A regular alongside Norwegian Hardanger fiddler Nils Okland, with whom he has recorded a number of albums, harmonium and organ player Sigbjørn Apeland has over the years performed with a number of Norwegian folk artists, but he has also found himself in much less obvious company, contributing notably to Alog’s Amateur (2007) and more recently to Phonophany’s Kreken. Released on new imprint Hubro Music, Glossolalia is his debut solo record.

The fruit of ten years of work, Glossolalia, from the Greek ‘glossa’ (tongue) and ‘lalia’ (to speak), was recorded using only a type of Norwegian harmoniums produced in Bergen. Although common place in churches during the first half of the twentieth century, the popularity of harmoniums has since waned and they are now a rather rare occurrence. Although he later turned to piano and organ, Apeland, who grew up in a small two in the south of Norway, first started playing the harmonium in his formative years, and returned to it as he became accompanying musicians and singers. As he explains in the liner notes, most harmoniums are old and often in an advanced state of disrepair. Furthermore, beside the actual sound of the instruments, they often generate all sorts of peripheral noises which have voluntarily been retained on these recordings.

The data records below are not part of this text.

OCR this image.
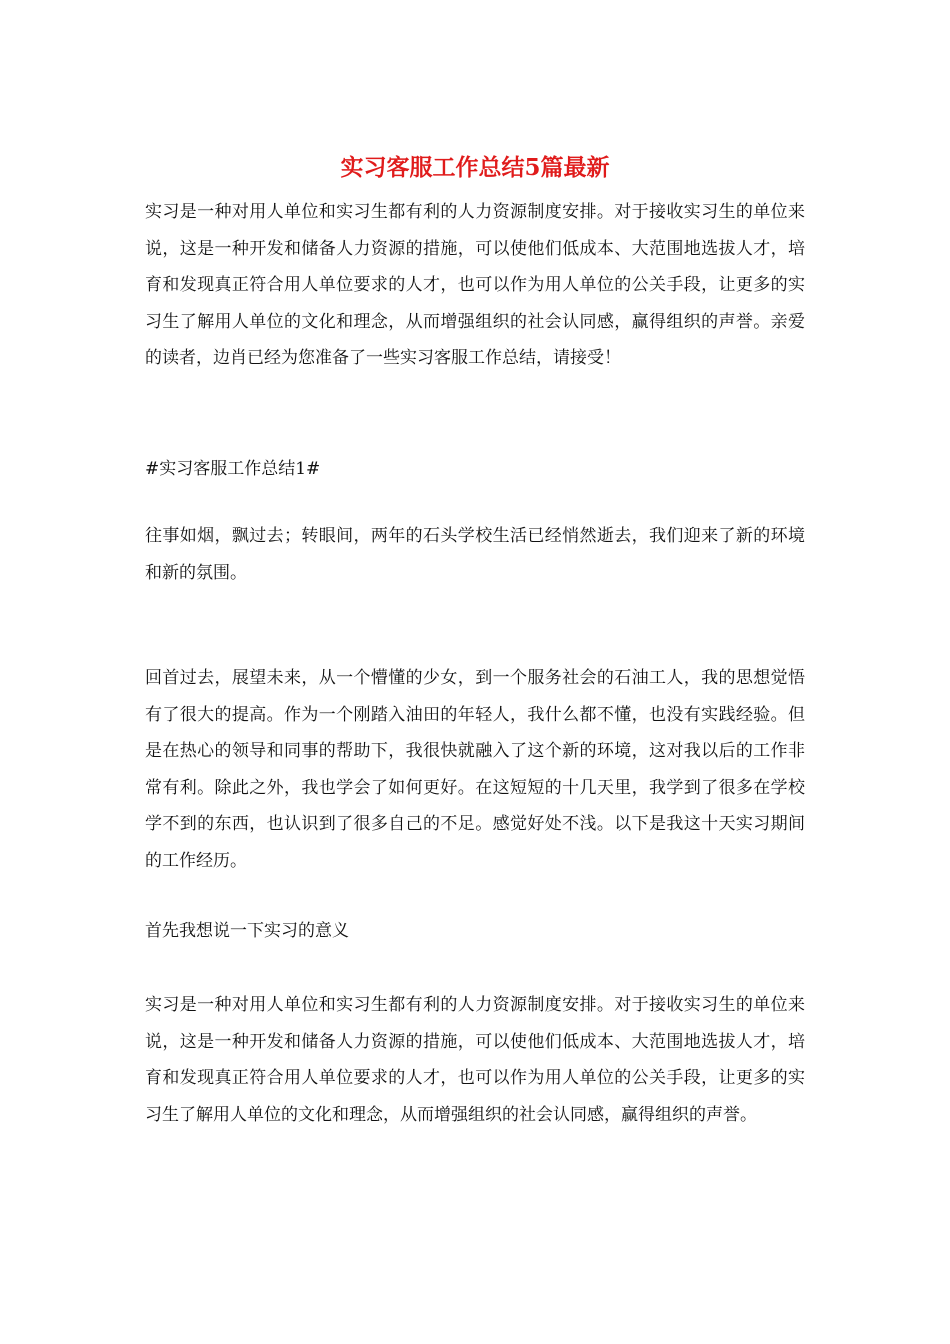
实习客服工作总结5篇最新

实习是一种对用人单位和实习生都有利的人力资源制度安排。对于接收实习生的单位来说，这是一种开发和储备人力资源的措施，可以使他们低成本、大范围地选拔人才，培育和发现真正符合用人单位要求的人才，也可以作为用人单位的公关手段，让更多的实习生了解用人单位的文化和理念，从而增强组织的社会认同感，赢得组织的声誉。亲爱的读者，边肖已经为您准备了一些实习客服工作总结，请接受！

#实习客服工作总结1#

往事如烟，飘过去；转眼间，两年的石头学校生活已经悄然逝去，我们迎来了新的环境和新的氛围。

回首过去，展望未来，从一个懵懂的少女，到一个服务社会的石油工人，我的思想觉悟有了很大的提高。作为一个刚踏入油田的年轻人，我什么都不懂，也没有实践经验。但是在热心的领导和同事的帮助下，我很快就融入了这个新的环境，这对我以后的工作非常有利。除此之外，我也学会了如何更好。在这短短的十几天里，我学到了很多在学校学不到的东西，也认识到了很多自己的不足。感觉好处不浅。以下是我这十天实习期间的工作经历。

首先我想说一下实习的意义

实习是一种对用人单位和实习生都有利的人力资源制度安排。对于接收实习生的单位来说，这是一种开发和储备人力资源的措施，可以使他们低成本、大范围地选拔人才，培育和发现真正符合用人单位要求的人才，也可以作为用人单位的公关手段，让更多的实习生了解用人单位的文化和理念，从而增强组织的社会认同感，赢得组织的声誉。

The resulting five pieces collected here are beautifully introspective and contrasted. Entirely improvised, yet appearing particularly refined and fluid, these tracks are surprisingly evocative and pastoral, as Apeland takes advantage of the somewhat austere and unidimensional sound of his instrument by developing complex melodies and harmonies. Flyt opens with a series of chords which are progressively fleshed out with additional layers of sound until they eventually form the outlines of a loose melody. Later, Mildt originally appears to work in quite a similar way, but the emphasis is much more on the fine nuances that Apeland can draw from the instrument by alternating between registers. Soon, a more defined melodic theme also emerges, revealing a more structured and elegant inlay. The delicate aspect of the piece is partially set off balance by the constant tinkering of feet on pedals or fingers on keys, but it adds an element of grit to the overall sound of the whole record. These are particularly obvious on Mildt, as the notes cascade through the piece, but they also occasionally pepper, more discreetly, the more sombre Bulder Og Lys and Stilleflytande, adding to the solemnity of the moment, while on Lite, which closes, they become so integrated within the graceful motifs played that these environmental noises almost become part of the texture of the harmonium sound itself. A much shorter piece than its predecessors, it also proves to be the most emotionally charged moment of the whole record.

Stepping out from his role as accompanist, Sigbjørn Apeland has with Glossolalia created a valuable document which, like Nils Okland’s releases, is steeped in tradition and folklore. His approach, like that of Okland, is however very contemporary, making his music all the more relevant.